(Motacilla Rubicola, Linn.—Le Traquet, Buff.)
LENGTH nearly five inches. Bill black; eyes dark hazel; the head, neck, and throat black, faintly mixed with brown; on each side of the neck, immediately above the wings, there is a large white spot; the back and wing coverts are of a fine velvet black, margined with reddish brown; the quills are dusky, with pale brown edges, those next the body are white at the bottom, forming a spot of that colour on the wings; the breast is bay, lightest on the belly; the rump white; tail black, the outer feathers edged with rusty colour: legs black. The colours of the female are duller; the white on the sides of the neck is not so conspicuous; the breast and belly much paler, and the white spot on the rump is wanting.

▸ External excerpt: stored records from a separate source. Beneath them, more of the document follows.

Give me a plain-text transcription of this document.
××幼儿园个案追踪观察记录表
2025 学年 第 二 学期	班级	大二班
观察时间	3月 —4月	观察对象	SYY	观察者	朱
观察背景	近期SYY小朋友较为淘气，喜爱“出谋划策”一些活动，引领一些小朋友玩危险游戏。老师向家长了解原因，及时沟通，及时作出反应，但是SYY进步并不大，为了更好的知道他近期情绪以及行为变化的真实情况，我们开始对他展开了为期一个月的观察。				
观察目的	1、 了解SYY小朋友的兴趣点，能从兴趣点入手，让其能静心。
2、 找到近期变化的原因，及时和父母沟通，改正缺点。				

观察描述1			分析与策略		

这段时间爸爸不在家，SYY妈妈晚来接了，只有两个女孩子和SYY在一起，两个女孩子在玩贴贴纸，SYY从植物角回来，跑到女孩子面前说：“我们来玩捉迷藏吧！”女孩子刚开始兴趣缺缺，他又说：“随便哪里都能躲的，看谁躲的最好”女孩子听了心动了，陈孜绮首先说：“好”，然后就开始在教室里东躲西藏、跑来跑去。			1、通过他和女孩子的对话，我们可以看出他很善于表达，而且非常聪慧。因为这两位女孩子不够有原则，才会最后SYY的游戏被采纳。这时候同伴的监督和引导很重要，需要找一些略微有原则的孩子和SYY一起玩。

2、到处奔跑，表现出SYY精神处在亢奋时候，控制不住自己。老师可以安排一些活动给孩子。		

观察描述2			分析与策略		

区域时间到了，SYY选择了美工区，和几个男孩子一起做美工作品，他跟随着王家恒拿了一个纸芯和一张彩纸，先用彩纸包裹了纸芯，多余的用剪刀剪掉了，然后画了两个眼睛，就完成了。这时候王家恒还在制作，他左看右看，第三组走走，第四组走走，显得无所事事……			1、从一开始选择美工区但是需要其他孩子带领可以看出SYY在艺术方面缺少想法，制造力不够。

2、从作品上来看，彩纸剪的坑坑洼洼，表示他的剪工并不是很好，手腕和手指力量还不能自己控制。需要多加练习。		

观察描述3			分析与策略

This solitary bird is chiefly found on wild heaths and commons, where it feeds on small worms and insects of all kinds. They build at the roots of bushes, or underneath stones, carefully concealing the entrance to the nest by a variety of arts: it generally alights at some distance, and makes it approaches with great circumspection, creeping along the ground in a winding direction, so that it is a difficult matter to discover its retreat. They build about the end of March, and lay five or six eggs of a greenish pale blue. The flight of the Stonechat is low: it is almost continually on the wing, flying from bush to bush, alighting only for a few seconds. It remains with us the whole year, and in winter frequents moist places, in quest of food. Buffon compares its note to the word wistrata frequently repeated. Latham observes, that it seemed to him like the clicking of two stones together, from which circumstance it probably may have derived its name.